Em Rioja, Telmo Rodríguez quer reproduzir um vinho clássico tão radical que nunca existiu
Numa conversa com o enólogo ambulante Telmo Rodríguez até de vinho se fala. A frase parece ambígua, tratando-se de um produtor famoso da bebida, mas o ex-menino atrevido da vinicultura ibérica tem interesses bem mais amplos que os detalhes técnicos da produção.
Na visita anterior ao Brasil, quatro anos atrás, seu assunto predileto era a fluidez. "Quero vinhos fluidos, fáceis de beber, descomplicados", dizia. E se estendia longamente sobre o conceito de facilidade e sedução nos vinhos. Agora isso acabou: "Com o Basa, vinho branco que faço em Rueda, atingi esse objetivo."
Criado numa das mais bonitas propriedades da Rioja alavesa, a parte norte da Rioja que fica dentro do País Basco, a Granja Nuestra Señora de Remelluri, filhinho de papai, Rodríguez foi jogado diretamente nos labores duros da enologia. "Meu pai comprou Remelluri como um capricho. Mas fui para Bordeaux estudar. Trabalhava o tempo todo, às vezes dormia ao lado dos tonéis no período da fermentação, para não me descuidar de nada." Voltou e acabou se desentendendo com o pai sobre os rumos da propriedade, algo que ainda não gosta de comentar, coisa de temperamentos bascos. "Eu não estava feliz lá, só isso."
Passou a viajar pela Espanha e procurar vinhedos perdidos, esquecidos. "A pior história aconteceu na Ribera del Duero, desanimei de lá. Um prefeito tinha passado um buldôzer em cima de um vinhedo antiquíssimo e plantado um novo. Parecia um daqueles cemitérios da Normandia, as videiras fincadas como cruzes em espaços regulares." Mas houve surpresas, como a história do Molino Real, um vinhedo quase centenário em Málaga. "Conversei com as pessoas mais velhas do lugar, queria saber como era feito o vinho ali. Não queria ouvir da crítica um 'que vinho bom'. Buscava a frase que ouvi dos antigos: 'Parece o vinho que eu bebia'."

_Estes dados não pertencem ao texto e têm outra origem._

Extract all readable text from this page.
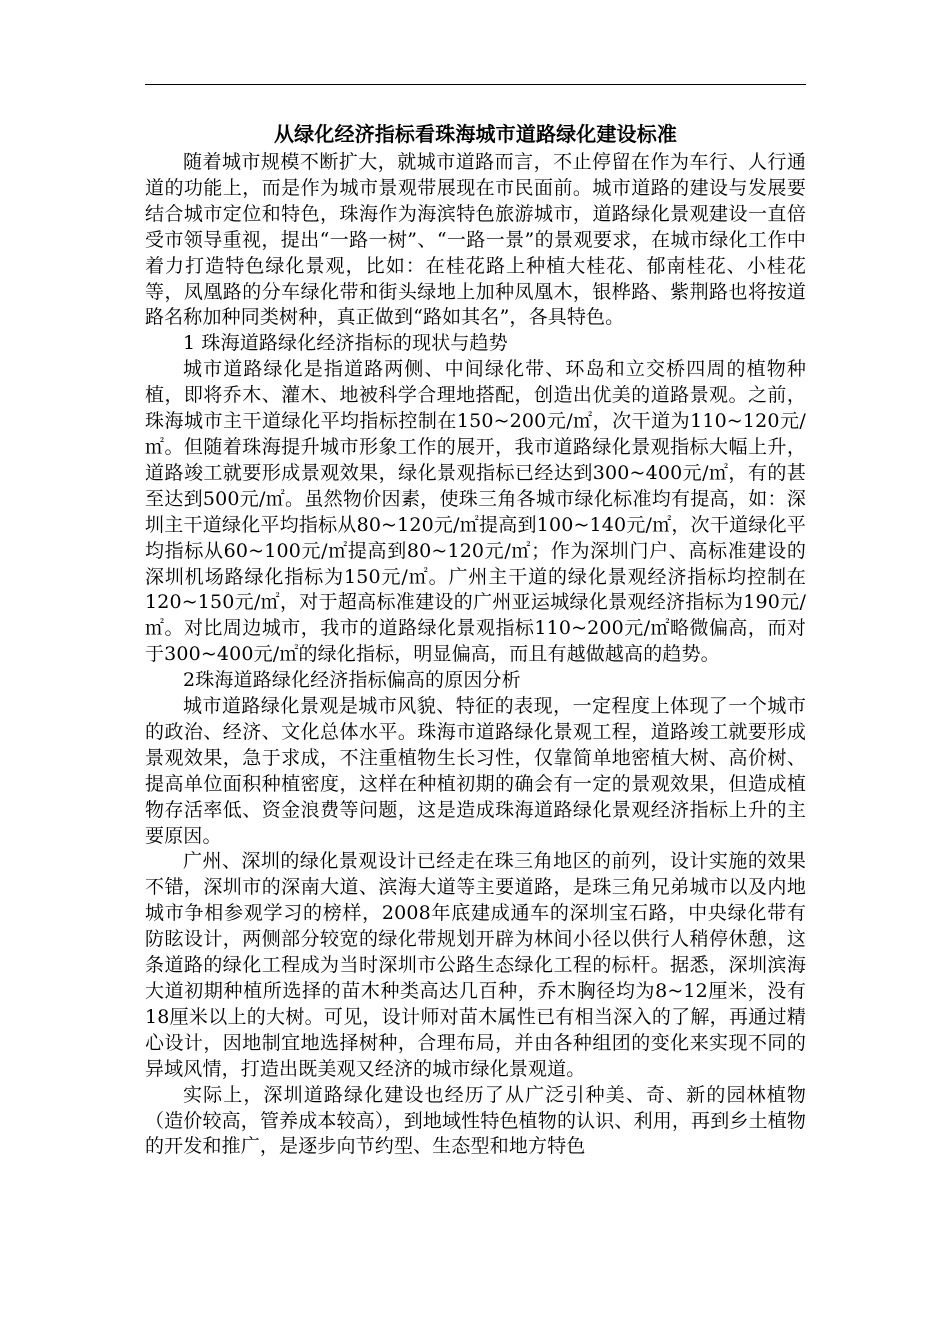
从绿化经济指标看珠海城市道路绿化建设标准

随着城市规模不断扩大，就城市道路而言，不止停留在作为车行、人行通道的功能上，而是作为城市景观带展现在市民面前。城市道路的建设与发展要结合城市定位和特色，珠海作为海滨特色旅游城市，道路绿化景观建设一直倍受市领导重视，提出“一路一树”、“一路一景”的景观要求，在城市绿化工作中着力打造特色绿化景观，比如：在桂花路上种植大桂花、郁南桂花、小桂花等，凤凰路的分车绿化带和街头绿地上加种凤凰木，银桦路、紫荆路也将按道路名称加种同类树种，真正做到“路如其名”，各具特色。

1 珠海道路绿化经济指标的现状与趋势

城市道路绿化是指道路两侧、中间绿化带、环岛和立交桥四周的植物种植，即将乔木、灌木、地被科学合理地搭配，创造出优美的道路景观。之前，珠海城市主干道绿化平均指标控制在150~200元/㎡，次干道为110~120元/㎡。但随着珠海提升城市形象工作的展开，我市道路绿化景观指标大幅上升，道路竣工就要形成景观效果，绿化景观指标已经达到300~400元/㎡，有的甚至达到500元/㎡。虽然物价因素，使珠三角各城市绿化标准均有提高，如：深圳主干道绿化平均指标从80~120元/㎡提高到100~140元/㎡，次干道绿化平均指标从60~100元/㎡提高到80~120元/㎡；作为深圳门户、高标准建设的深圳机场路绿化指标为150元/㎡。广州主干道的绿化景观经济指标均控制在120~150元/㎡，对于超高标准建设的广州亚运城绿化景观经济指标为190元/㎡。对比周边城市，我市的道路绿化景观指标110~200元/㎡略微偏高，而对于300~400元/㎡的绿化指标，明显偏高，而且有越做越高的趋势。

2珠海道路绿化经济指标偏高的原因分析

城市道路绿化景观是城市风貌、特征的表现，一定程度上体现了一个城市的政治、经济、文化总体水平。珠海市道路绿化景观工程，道路竣工就要形成景观效果，急于求成，不注重植物生长习性，仅靠简单地密植大树、高价树、提高单位面积种植密度，这样在种植初期的确会有一定的景观效果，但造成植物存活率低、资金浪费等问题，这是造成珠海道路绿化景观经济指标上升的主要原因。

广州、深圳的绿化景观设计已经走在珠三角地区的前列，设计实施的效果不错，深圳市的深南大道、滨海大道等主要道路，是珠三角兄弟城市以及内地城市争相参观学习的榜样，2008年底建成通车的深圳宝石路，中央绿化带有防眩设计，两侧部分较宽的绿化带规划开辟为林间小径以供行人稍停休憩，这条道路的绿化工程成为当时深圳市公路生态绿化工程的标杆。据悉，深圳滨海大道初期种植所选择的苗木种类高达几百种，乔木胸径均为8~12厘米，没有18厘米以上的大树。可见，设计师对苗木属性已有相当深入的了解，再通过精心设计，因地制宜地选择树种，合理布局，并由各种组团的变化来实现不同的异域风情，打造出既美观又经济的城市绿化景观道。

实际上，深圳道路绿化建设也经历了从广泛引种美、奇、新的园林植物（造价较高，管养成本较高），到地域性特色植物的认识、利用，再到乡土植物的开发和推广，是逐步向节约型、生态型和地方特色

Claro que o comentário do crítico inglês Hugh Johnson não foi desprezado. "O Hugh é importante, ele é sincero. Quando disse que ao beber o Molino tinha visto o fantasma do Mountain Wine que tomara, comprado em leilão da coleção do Duque de Wellington, acho que equivalia ao que diziam meus velhinhos de Málaga: que fui bem-sucedido na recriação de um sabor perdido no tempo."
E agora que não é mais atrevido, ou só um pouco malcriado, como ele mesmo se intitula, qual o projeto? "Finalmente vou ter um lugar. Sempre usei instalações precárias e nômades, nunca tive uma vinícola. Minha meta atual é reproduzir um Rioja clássico, mas muito anterior ao que chamamos assim hoje em dia." Inventar um passado? Ele ri do comentário, pois de certa forma está tentando criar um Rioja tão radical que nunca existiu, e vai parecer o mais autêntico. "Estou plantando um vinhedo, chamado Las Beatas, como antigamente, tudo misturado, as variedades em co-plantação, colhidas juntas. E a vinícola toda em adobe, só barro. Como sempre foi, ou deve ter sido ... antes, muito antes."
"Agora estou atrás da sofisticação do simples." Uma utopia vinícola: "Minha vinícola não vai ter sala de degustação, restaurante. É para comer um bom jamón e pão e tomar vinho. O projeto é constituir a tradição como luxo."